Out of these, the prime numbers are the ones that have only two distinct positive divisors: 1 and the number itself.

The six prime numbers in the universal set are:
2, 3, 5, 7, 11, 13.

(c) Complete the Venn diagram to show the elements of these sets.

• Set $M = \{ x : x \text{ is a multiple of 3} \}$ will contain numbers that are divisible by 3: $3, 6, 9, 12, 15$.
• Set $F = \{ x : x \text{ is a factor of 15} \}$ will contain the factors of 15: $1, 3, 5, 15$.

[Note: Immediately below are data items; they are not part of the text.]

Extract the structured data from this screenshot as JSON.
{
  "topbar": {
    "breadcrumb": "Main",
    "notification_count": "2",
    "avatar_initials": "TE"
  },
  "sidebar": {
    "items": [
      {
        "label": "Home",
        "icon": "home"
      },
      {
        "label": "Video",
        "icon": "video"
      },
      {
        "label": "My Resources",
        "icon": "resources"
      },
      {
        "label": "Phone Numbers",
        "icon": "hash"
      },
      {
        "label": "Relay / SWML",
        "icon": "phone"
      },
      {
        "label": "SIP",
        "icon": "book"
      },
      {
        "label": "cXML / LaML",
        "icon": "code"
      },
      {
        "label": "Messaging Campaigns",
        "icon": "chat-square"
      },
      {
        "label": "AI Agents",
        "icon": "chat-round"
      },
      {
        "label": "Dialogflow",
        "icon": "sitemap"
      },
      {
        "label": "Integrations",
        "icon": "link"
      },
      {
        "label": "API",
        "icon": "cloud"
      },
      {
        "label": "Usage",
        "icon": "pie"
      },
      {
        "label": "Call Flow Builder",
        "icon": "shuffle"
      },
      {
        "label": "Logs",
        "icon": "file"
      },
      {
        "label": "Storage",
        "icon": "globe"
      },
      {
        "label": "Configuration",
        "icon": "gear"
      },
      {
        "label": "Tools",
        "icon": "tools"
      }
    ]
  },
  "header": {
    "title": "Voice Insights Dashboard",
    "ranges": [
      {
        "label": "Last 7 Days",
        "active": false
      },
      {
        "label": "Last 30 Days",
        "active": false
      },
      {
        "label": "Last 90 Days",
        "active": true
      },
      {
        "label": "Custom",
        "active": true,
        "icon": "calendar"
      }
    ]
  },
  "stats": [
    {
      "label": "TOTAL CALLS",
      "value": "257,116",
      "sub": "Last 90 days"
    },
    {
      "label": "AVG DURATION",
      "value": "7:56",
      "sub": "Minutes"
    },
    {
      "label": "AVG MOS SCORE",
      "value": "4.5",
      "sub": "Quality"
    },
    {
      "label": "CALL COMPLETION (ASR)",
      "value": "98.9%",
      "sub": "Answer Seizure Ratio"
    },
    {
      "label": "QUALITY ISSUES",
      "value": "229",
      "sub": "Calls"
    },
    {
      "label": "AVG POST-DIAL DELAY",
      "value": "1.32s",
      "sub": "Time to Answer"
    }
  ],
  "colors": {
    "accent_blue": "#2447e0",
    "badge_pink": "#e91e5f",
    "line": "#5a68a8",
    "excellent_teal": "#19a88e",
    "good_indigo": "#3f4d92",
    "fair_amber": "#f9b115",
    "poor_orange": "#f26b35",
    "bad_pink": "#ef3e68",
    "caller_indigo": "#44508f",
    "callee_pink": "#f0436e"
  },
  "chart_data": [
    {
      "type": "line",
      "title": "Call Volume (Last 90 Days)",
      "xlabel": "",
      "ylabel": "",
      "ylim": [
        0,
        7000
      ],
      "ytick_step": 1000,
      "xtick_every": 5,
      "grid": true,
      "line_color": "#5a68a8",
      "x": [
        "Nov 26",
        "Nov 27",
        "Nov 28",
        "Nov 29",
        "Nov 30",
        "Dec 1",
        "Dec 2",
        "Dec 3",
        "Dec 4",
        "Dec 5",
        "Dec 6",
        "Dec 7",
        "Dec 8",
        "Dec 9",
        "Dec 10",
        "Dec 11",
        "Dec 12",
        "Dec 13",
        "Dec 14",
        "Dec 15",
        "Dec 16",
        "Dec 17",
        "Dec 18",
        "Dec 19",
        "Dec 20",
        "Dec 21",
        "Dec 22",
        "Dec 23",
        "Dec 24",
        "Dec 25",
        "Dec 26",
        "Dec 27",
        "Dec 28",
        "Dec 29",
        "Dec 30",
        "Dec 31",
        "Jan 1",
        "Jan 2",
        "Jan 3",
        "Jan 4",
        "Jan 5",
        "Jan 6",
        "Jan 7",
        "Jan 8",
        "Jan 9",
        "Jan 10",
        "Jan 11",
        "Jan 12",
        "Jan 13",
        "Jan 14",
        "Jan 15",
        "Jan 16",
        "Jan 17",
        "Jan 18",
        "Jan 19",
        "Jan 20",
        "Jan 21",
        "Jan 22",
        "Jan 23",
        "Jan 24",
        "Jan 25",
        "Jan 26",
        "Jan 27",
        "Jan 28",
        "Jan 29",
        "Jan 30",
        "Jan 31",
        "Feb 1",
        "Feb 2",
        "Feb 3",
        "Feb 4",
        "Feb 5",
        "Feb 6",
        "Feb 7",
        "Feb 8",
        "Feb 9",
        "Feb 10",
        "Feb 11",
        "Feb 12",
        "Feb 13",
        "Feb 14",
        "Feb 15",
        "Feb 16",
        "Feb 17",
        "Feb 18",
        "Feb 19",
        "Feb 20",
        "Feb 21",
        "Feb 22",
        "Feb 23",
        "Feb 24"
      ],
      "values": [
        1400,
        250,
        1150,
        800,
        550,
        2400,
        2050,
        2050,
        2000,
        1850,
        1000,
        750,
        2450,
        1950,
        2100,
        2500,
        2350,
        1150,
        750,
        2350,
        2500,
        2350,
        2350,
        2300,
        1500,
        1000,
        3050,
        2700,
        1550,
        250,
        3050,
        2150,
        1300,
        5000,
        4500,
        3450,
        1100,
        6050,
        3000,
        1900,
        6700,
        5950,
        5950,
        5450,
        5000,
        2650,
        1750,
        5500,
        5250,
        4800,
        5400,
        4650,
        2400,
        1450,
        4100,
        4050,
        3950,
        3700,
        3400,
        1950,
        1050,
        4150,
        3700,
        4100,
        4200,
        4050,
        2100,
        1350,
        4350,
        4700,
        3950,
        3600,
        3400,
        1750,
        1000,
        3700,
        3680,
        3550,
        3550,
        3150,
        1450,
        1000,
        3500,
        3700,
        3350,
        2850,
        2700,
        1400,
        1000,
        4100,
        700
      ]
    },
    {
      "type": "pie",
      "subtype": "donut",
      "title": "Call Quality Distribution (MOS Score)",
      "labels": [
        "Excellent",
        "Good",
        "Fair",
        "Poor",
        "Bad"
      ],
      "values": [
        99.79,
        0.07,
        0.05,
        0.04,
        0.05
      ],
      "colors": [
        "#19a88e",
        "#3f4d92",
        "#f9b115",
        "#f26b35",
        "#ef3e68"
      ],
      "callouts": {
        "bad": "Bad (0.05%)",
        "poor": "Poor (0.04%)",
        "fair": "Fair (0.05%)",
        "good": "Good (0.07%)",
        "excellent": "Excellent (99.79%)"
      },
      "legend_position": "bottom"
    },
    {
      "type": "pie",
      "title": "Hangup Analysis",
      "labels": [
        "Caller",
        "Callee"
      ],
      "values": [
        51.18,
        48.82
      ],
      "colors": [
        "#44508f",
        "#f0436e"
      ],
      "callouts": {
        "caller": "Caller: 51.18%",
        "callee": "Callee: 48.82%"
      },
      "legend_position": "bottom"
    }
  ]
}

Let's break down where each number goes:

• The number 9 is both a multiple of 3 (so it belongs to $M$) and a factor of 15 (so it belongs to $F$).
• The number 1 is a factor of 15 (belongs to $F$).
• The number 3 is both a multiple of 3 (belongs to $M$) and a factor of 15 (belongs to $F$).
• The number 5 is a factor of 15 (belongs to $F$).
• The number 6 is a multiple of 3 (belongs to $M$).
• The number 7 does not fit in either set, so it remains outside.
• The number 8 is neither a multiple of 3 nor a factor of 15, so it stays outside as well.
• The number 11 is neither a multiple of 3 nor a factor of 15, so it stays outside as well.
• The number 12 is a multiple of 3 (belongs to $M$).
• The number 13 does not fit in either set and stays outside.
• The number 14 is neither a multiple of 3 nor a factor of 15, so it stays outside.
• The number 15 is both a multiple of 3 and a factor of 15, so it goes in both $M$ and $F$.

Updated Venn diagram:

• M only: $3, 6, 12$
• F only: $1, 5$
• M ∩ F (both M and F): $9, 15$
• Outside both M and F: $2, 7, 8, 11, 13, 14$

(i) Complete the Venn diagram:
You can now place the numbers according to the breakdown above.

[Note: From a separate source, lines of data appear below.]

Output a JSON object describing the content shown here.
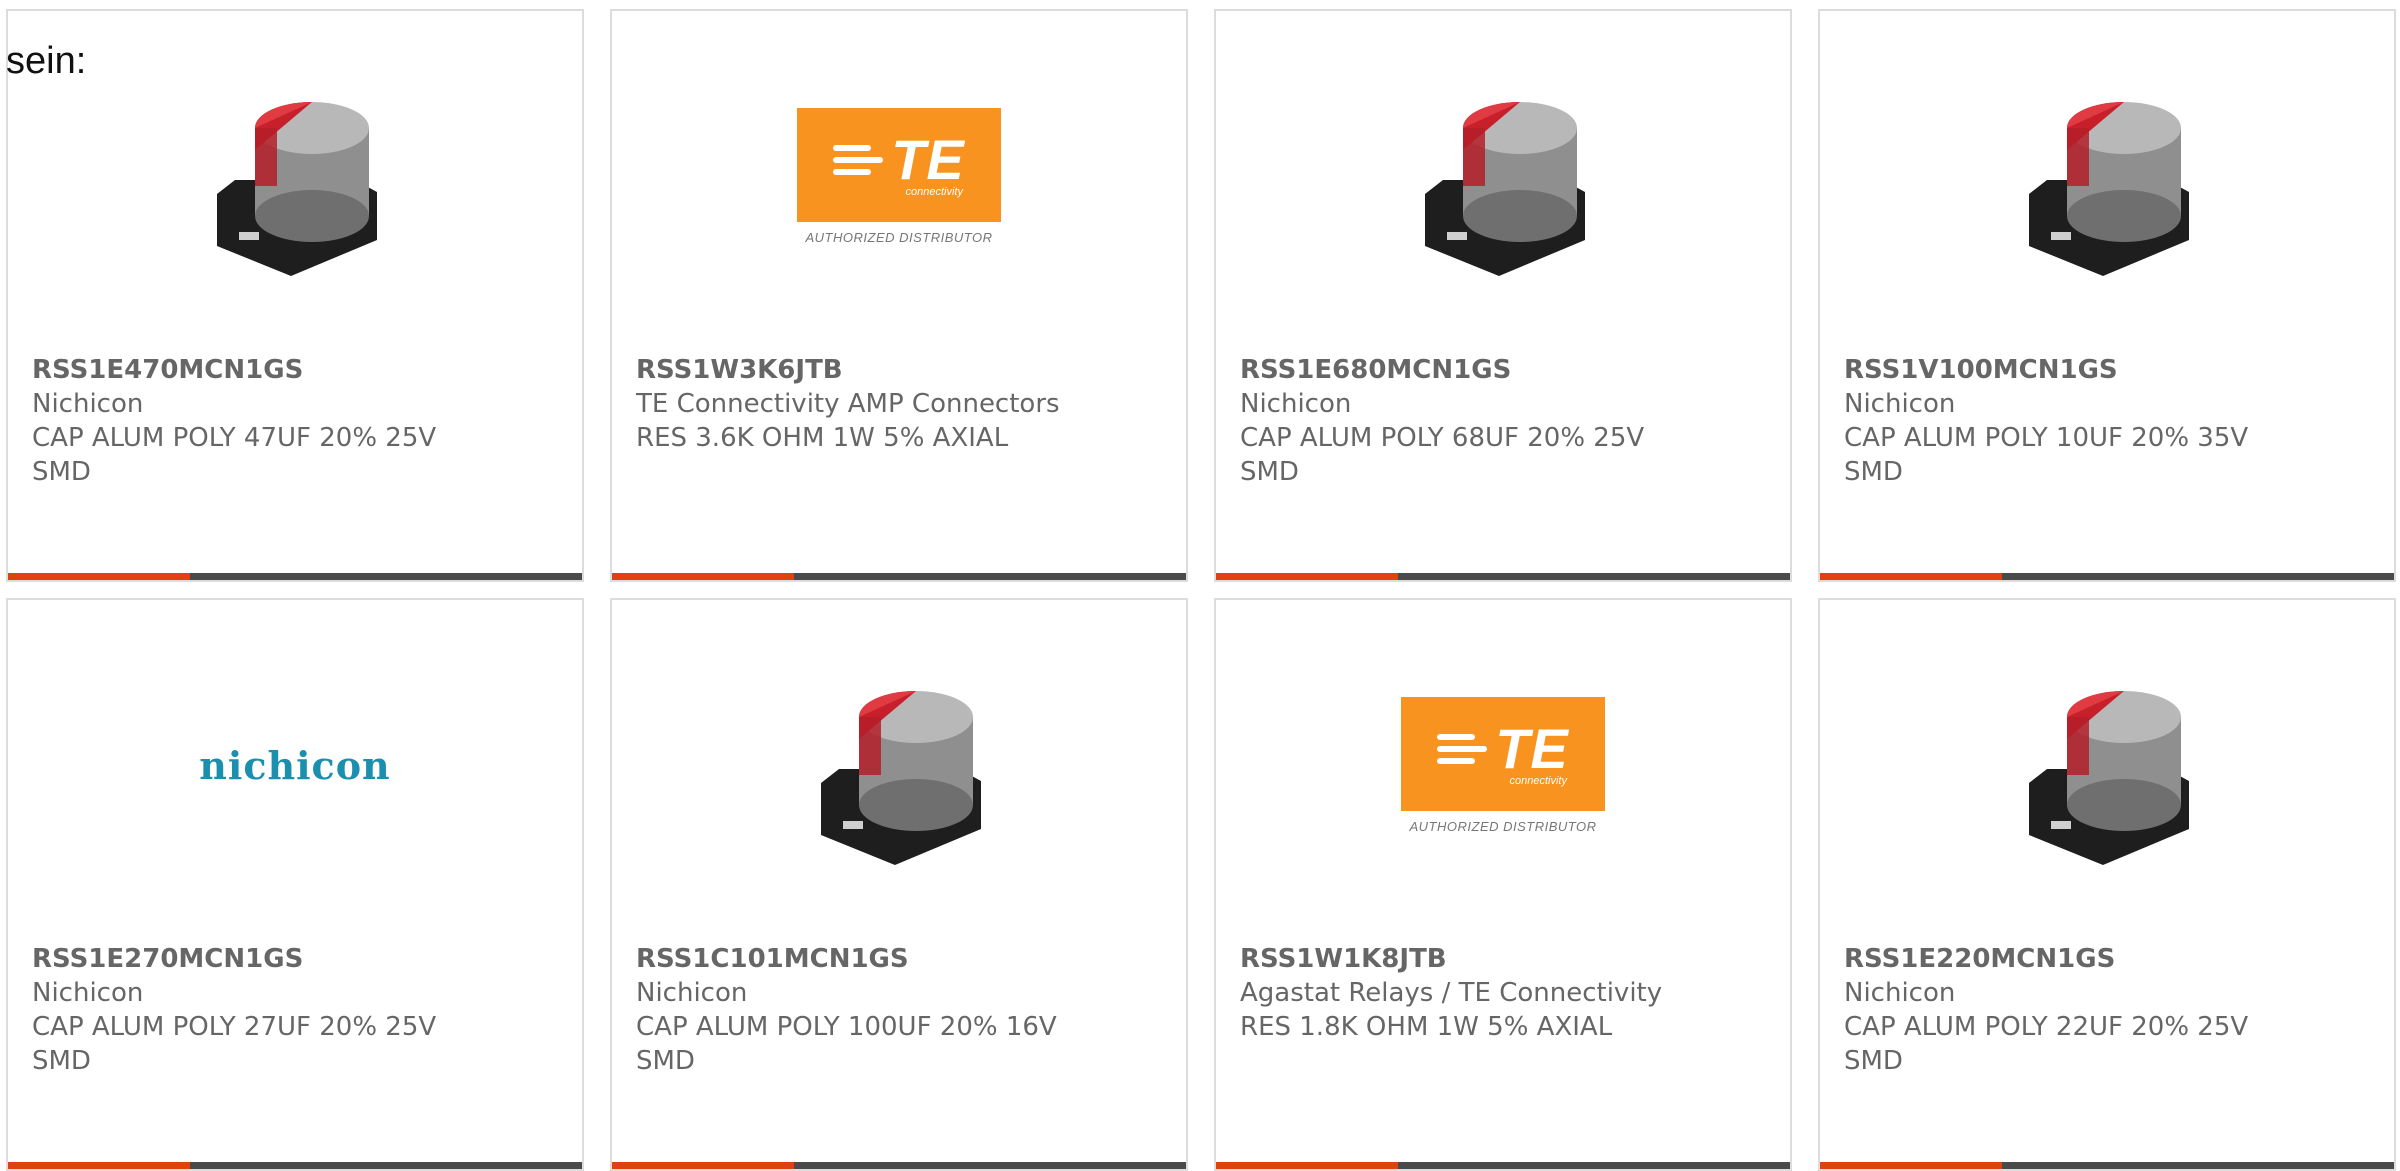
{
  "intro_text": "sein:",
  "accent_color": "#e0420f",
  "bar_color": "#4a4a4a",
  "logos": {
    "te_wordmark": "TE",
    "te_sub": "connectivity",
    "te_authorized": "AUTHORIZED DISTRIBUTOR",
    "nichicon_wordmark": "nichicon"
  },
  "products": [
    {
      "part": "RSS1E470MCN1GS",
      "manufacturer": "Nichicon",
      "description": "CAP ALUM POLY 47UF 20% 25V SMD",
      "image": "capacitor-image"
    },
    {
      "part": "RSS1W3K6JTB",
      "manufacturer": "TE Connectivity AMP Connectors",
      "description": "RES 3.6K OHM 1W 5% AXIAL",
      "image": "te-logo"
    },
    {
      "part": "RSS1E680MCN1GS",
      "manufacturer": "Nichicon",
      "description": "CAP ALUM POLY 68UF 20% 25V SMD",
      "image": "capacitor-image"
    },
    {
      "part": "RSS1V100MCN1GS",
      "manufacturer": "Nichicon",
      "description": "CAP ALUM POLY 10UF 20% 35V SMD",
      "image": "capacitor-image"
    },
    {
      "part": "RSS1E270MCN1GS",
      "manufacturer": "Nichicon",
      "description": "CAP ALUM POLY 27UF 20% 25V SMD",
      "image": "nichicon-logo"
    },
    {
      "part": "RSS1C101MCN1GS",
      "manufacturer": "Nichicon",
      "description": "CAP ALUM POLY 100UF 20% 16V SMD",
      "image": "capacitor-image"
    },
    {
      "part": "RSS1W1K8JTB",
      "manufacturer": "Agastat Relays / TE Connectivity",
      "description": "RES 1.8K OHM 1W 5% AXIAL",
      "image": "te-logo"
    },
    {
      "part": "RSS1E220MCN1GS",
      "manufacturer": "Nichicon",
      "description": "CAP ALUM POLY 22UF 20% 25V SMD",
      "image": "capacitor-image"
    }
  ]
}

Would you like me to move on to the next parts of the problem? Feel free to ask for further clarification! Here are some related questions you may find interesting:

1. What are the properties of prime numbers?
2. How do you find the factors of a number?
3. How do you find the multiples of a number?
4. Can the universal set contain both prime numbers and factors of a number?
5. What are the different set operations like union, intersection, and difference?

Tip: Remember that factors of a number are all the whole numbers that divide it exactly (without leaving a remainder). Multiples of a number are all numbers that can be obtained by multiplying it by an integer.